Progressions - Giancarlo Vulcano '97
“Being a musician in New York and not being broke is very hard.”
An ominous start to the profile of a guitar player. But this is no hard luck tale. Instead, Giancarlo Vulcano ’97 has flourished in New York since leaving Sarah Lawrence, following an upward trajectory that began with him toiling at physical labor in a church cum performance space, and today finds him an integral part of the team around Howard Shore, one of Hollywood’s busiest and most celebrated film composers.
Vulcano also spends one night a week helping prepare music for Saturday Night Live, and handles lead guitar for a Latin-themed pop band that plays “a lot.” He has no free time. But, he says, “I’m lucky. I’ve always wanted to be a musician, and today I work on music all day.”
Vulcano’s workday begins and ends on a bus—the two-hour trip between Brooklyn and upstate Tuxedo, N.Y., where Shore composes. In recent years Shore has created the soundtracks for such films as The Silence of the Lambs, The Aviator, Gangs of New York and the Lord of the Rings trilogy; he’s scoring this year’s King Kong. Vulcano’s duties include assisting Shore with new music, archiving older compositions and helping with scholastic arrangements of his work.
“When he’s writing for a film, we’re in war mode,” Vulcano says. “My job is making sure all he has to do is write music.” It’s up to Vulcano and his colleagues, for example, to let Shore know if a director has cut or added footage, and how the change affects that portion of the score.
“I get to see the picture before any music has been added. It’s really interesting to imagine where music should go, and where a scene would be better without anything.”
At the end of the day, Vulcano uses a computer to copy and proof Shore’s handwritten music—knowing that mistakes can dent budgets and deform deadlines.
“Anything can happen when you’re working with a computer program, it’s late at night and you haven’t gotten enough sleep. When 80 musicians rehearse it in the studio the next day and there’s nothing wrong, it’s like you’ve dodged a bullet.”
Raised in Manhattan, Vulcano attended an all-boys school. “I visited Sarah Lawrence and my brain blew up. The vibe was so different.”
Mason Gentzler, Asian studies faculty member, and the late music teacher Catherine “Kitty” Rowe were among the faculty who became models, Vulcano says, for how he pursues his own goals.
“It was the first time in my life that I saw people who were that good at something. These people knew a lot, worked very hard, were just so nice. They were totally inspiring.”
Rowe “taught us how to hear intervals, to know what you hear so you can write it down, to sing it correctly.

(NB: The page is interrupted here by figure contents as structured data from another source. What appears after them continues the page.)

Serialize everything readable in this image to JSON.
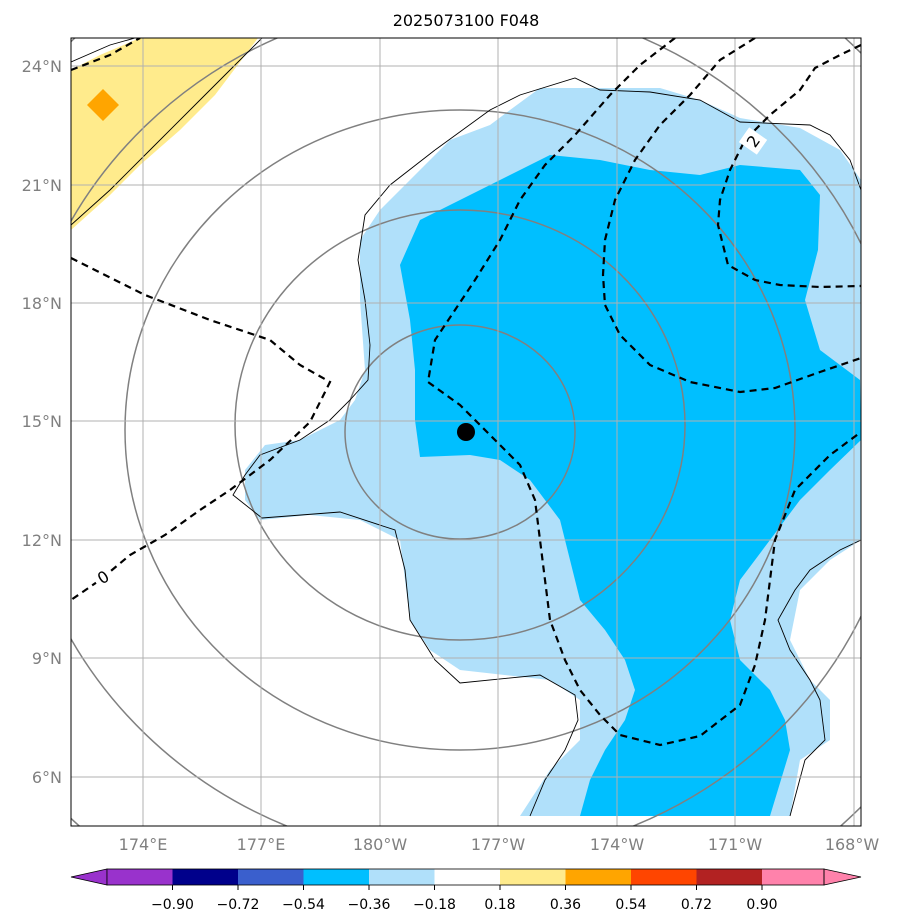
{
  "title": "2025073100 F048",
  "lat_ticks": [
    "24°N",
    "21°N",
    "18°N",
    "15°N",
    "12°N",
    "9°N",
    "6°N"
  ],
  "lon_ticks": [
    "174°E",
    "177°E",
    "180°W",
    "177°W",
    "174°W",
    "171°W",
    "168°W"
  ],
  "contour_labels": [
    "0",
    "2"
  ],
  "colorbar": {
    "ticks": [
      "−0.90",
      "−0.72",
      "−0.54",
      "−0.36",
      "−0.18",
      "0.18",
      "0.36",
      "0.54",
      "0.72",
      "0.90"
    ],
    "colors": [
      "#9932cc",
      "#00008b",
      "#3a5fcd",
      "#00bfff",
      "#b0e0fa",
      "#ffffff",
      "#ffeb8c",
      "#ffa500",
      "#ff4500",
      "#b22222",
      "#ff82ab"
    ]
  },
  "map": {
    "lon_range": [
      "172°E",
      "168°W"
    ],
    "lat_range": [
      "4.8°N",
      "24.7°N"
    ],
    "gridlines": true,
    "marker": {
      "name": "center-dot",
      "color": "#000000"
    },
    "shading_colors": {
      "light_blue": "#b0e0fa",
      "deep_sky_blue": "#00bfff",
      "yellow": "#ffeb8c",
      "orange": "#ffa500"
    }
  }
}
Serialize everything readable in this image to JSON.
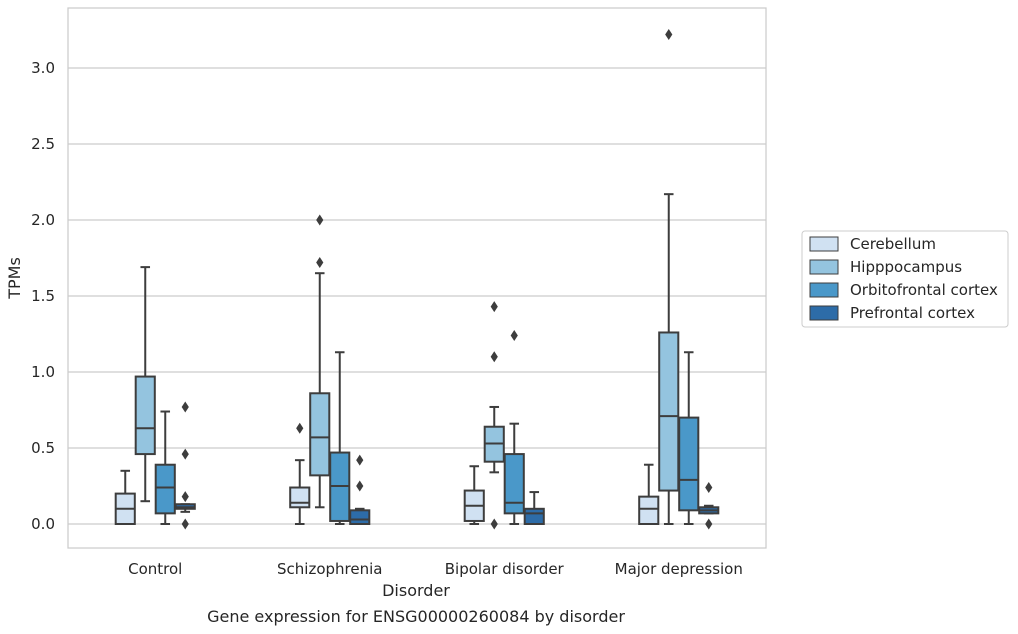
{
  "chart_data": {
    "type": "box",
    "title": "Gene expression for ENSG00000260084 by disorder",
    "xlabel": "Disorder",
    "ylabel": "TPMs",
    "ylim": [
      -0.16,
      3.4
    ],
    "yticks": [
      0.0,
      0.5,
      1.0,
      1.5,
      2.0,
      2.5,
      3.0
    ],
    "ytick_labels": [
      "0.0",
      "0.5",
      "1.0",
      "1.5",
      "2.0",
      "2.5",
      "3.0"
    ],
    "grid": true,
    "legend_position": "right",
    "categories": [
      "Control",
      "Schizophrenia",
      "Bipolar disorder",
      "Major depression"
    ],
    "series": [
      {
        "name": "Cerebellum",
        "color": "#d0e1f2",
        "boxes": [
          {
            "whislo": 0.0,
            "q1": 0.0,
            "med": 0.1,
            "q3": 0.2,
            "whishi": 0.35,
            "fliers": []
          },
          {
            "whislo": 0.0,
            "q1": 0.11,
            "med": 0.14,
            "q3": 0.24,
            "whishi": 0.42,
            "fliers": [
              0.63
            ]
          },
          {
            "whislo": 0.0,
            "q1": 0.02,
            "med": 0.12,
            "q3": 0.22,
            "whishi": 0.38,
            "fliers": []
          },
          {
            "whislo": 0.0,
            "q1": 0.0,
            "med": 0.1,
            "q3": 0.18,
            "whishi": 0.39,
            "fliers": []
          }
        ]
      },
      {
        "name": "Hipppocampus",
        "color": "#94c4df",
        "boxes": [
          {
            "whislo": 0.15,
            "q1": 0.46,
            "med": 0.63,
            "q3": 0.97,
            "whishi": 1.69,
            "fliers": []
          },
          {
            "whislo": 0.11,
            "q1": 0.32,
            "med": 0.57,
            "q3": 0.86,
            "whishi": 1.65,
            "fliers": [
              1.72,
              2.0
            ]
          },
          {
            "whislo": 0.34,
            "q1": 0.41,
            "med": 0.53,
            "q3": 0.64,
            "whishi": 0.77,
            "fliers": [
              0.0,
              1.1,
              1.43
            ]
          },
          {
            "whislo": 0.0,
            "q1": 0.22,
            "med": 0.71,
            "q3": 1.26,
            "whishi": 2.17,
            "fliers": [
              3.22
            ]
          }
        ]
      },
      {
        "name": "Orbitofrontal cortex",
        "color": "#4a98c9",
        "boxes": [
          {
            "whislo": 0.0,
            "q1": 0.07,
            "med": 0.24,
            "q3": 0.39,
            "whishi": 0.74,
            "fliers": []
          },
          {
            "whislo": 0.0,
            "q1": 0.02,
            "med": 0.25,
            "q3": 0.47,
            "whishi": 1.13,
            "fliers": []
          },
          {
            "whislo": 0.0,
            "q1": 0.07,
            "med": 0.14,
            "q3": 0.46,
            "whishi": 0.66,
            "fliers": [
              1.24
            ]
          },
          {
            "whislo": 0.0,
            "q1": 0.09,
            "med": 0.29,
            "q3": 0.7,
            "whishi": 1.13,
            "fliers": []
          }
        ]
      },
      {
        "name": "Prefrontal cortex",
        "color": "#2d6ca8",
        "boxes": [
          {
            "whislo": 0.08,
            "q1": 0.1,
            "med": 0.11,
            "q3": 0.13,
            "whishi": 0.13,
            "fliers": [
              0.0,
              0.18,
              0.46,
              0.77
            ]
          },
          {
            "whislo": 0.0,
            "q1": 0.0,
            "med": 0.03,
            "q3": 0.09,
            "whishi": 0.1,
            "fliers": [
              0.25,
              0.42
            ]
          },
          {
            "whislo": 0.0,
            "q1": 0.0,
            "med": 0.07,
            "q3": 0.1,
            "whishi": 0.21,
            "fliers": []
          },
          {
            "whislo": 0.07,
            "q1": 0.07,
            "med": 0.09,
            "q3": 0.11,
            "whishi": 0.12,
            "fliers": [
              0.0,
              0.24
            ]
          }
        ]
      }
    ]
  }
}
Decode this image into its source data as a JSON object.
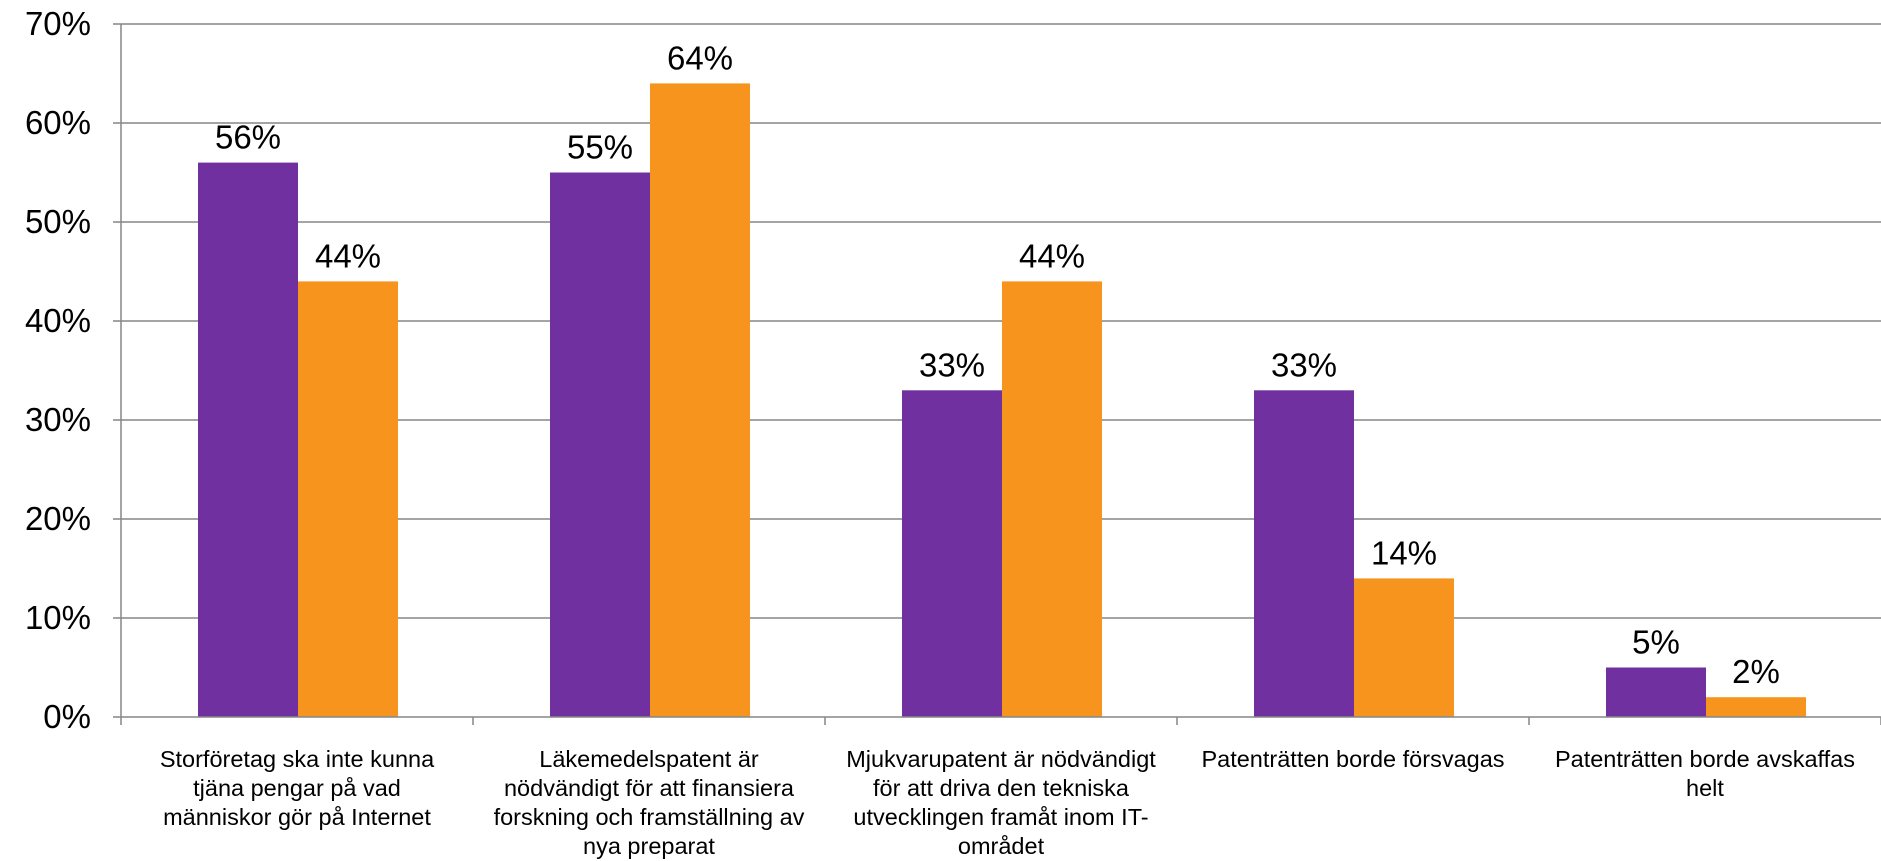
{
  "chart_data": {
    "type": "bar",
    "categories": [
      [
        "Storföretag ska inte kunna",
        "tjäna pengar på vad",
        "människor gör på Internet"
      ],
      [
        "Läkemedelspatent är",
        "nödvändigt för att finansiera",
        "forskning och framställning av",
        "nya preparat"
      ],
      [
        "Mjukvarupatent är nödvändigt",
        "för att driva den tekniska",
        "utvecklingen framåt inom IT-",
        "området"
      ],
      [
        "Patenträtten borde försvagas"
      ],
      [
        "Patenträtten borde avskaffas",
        "helt"
      ]
    ],
    "series": [
      {
        "color": "#7030a0",
        "values": [
          56,
          55,
          33,
          33,
          5
        ],
        "labels": [
          "56%",
          "55%",
          "33%",
          "33%",
          "5%"
        ]
      },
      {
        "color": "#f7941d",
        "values": [
          44,
          64,
          44,
          14,
          2
        ],
        "labels": [
          "44%",
          "64%",
          "44%",
          "14%",
          "2%"
        ]
      }
    ],
    "ylim": [
      0,
      70
    ],
    "yticks": [
      0,
      10,
      20,
      30,
      40,
      50,
      60,
      70
    ],
    "ytick_labels": [
      "0%",
      "10%",
      "20%",
      "30%",
      "40%",
      "50%",
      "60%",
      "70%"
    ],
    "grid": true,
    "legend": false,
    "colors": {
      "grid": "#868686",
      "text": "#000000"
    }
  }
}
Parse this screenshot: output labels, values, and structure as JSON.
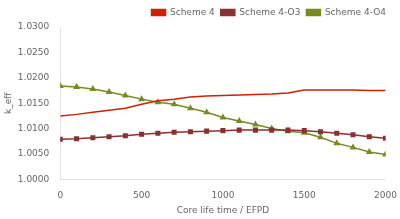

She was the best musician I’ve ever met in my life, and the sweetest, most loving person.”
Vulcano has played guitar for “a million years.” His latest project, Las Rubias del Norte, specializes in Cuban and South American music. “We play a little Mozart, too.”
“My influences are not guitar players,” he says. “I’m a Stravinsky nut; I love Charles Mingus.”
Vulcano’s career progression began in a Brooklyn music store shortly after graduation. He bought a CD of music recorded at St. Ann’s Church. When he stepped outside, St. Ann’s was across the street. Feeling the nudge of Fate, he went over and asked for a job. For the next few years Vulcano swept floors, sold CDs at concerts, and lugged equipment and laid cable like a roadie—while working at night toward his master’s in composition at Queens College.
“Some people my age are not willing to start near the bottom. I think that’s unfortunate. You want that sense that things could be a lot worse.”
At a performance one night he met Lenny Pickett, saxophone player for the venerable house band at Saturday Night Live. Shortly thereafter Vulcano landed a job on the show, preparing music for skits and commercial breaks. Then Chance called him out of line again: At the NBC 75th anniversary broadcast in 2002 he was introduced to the composer of the SNL theme songs—Howard Shore.
“It’s been step by step since 1997,” Vulcano says. “The most exciting thing is being trusted by great musicians to work on their projects. It’s a testament to what I learned at Sarah Lawrence, and other schools.”
He uses his time on the bus to Tuxedo and back to compose on a laptop. “I’d love to score my own movie, put out a CD of my own music. But I’m not in a rush. I’m glad I started at the level of carrying equipment and laying cable. I’ve seen so many different facets of a life in music.”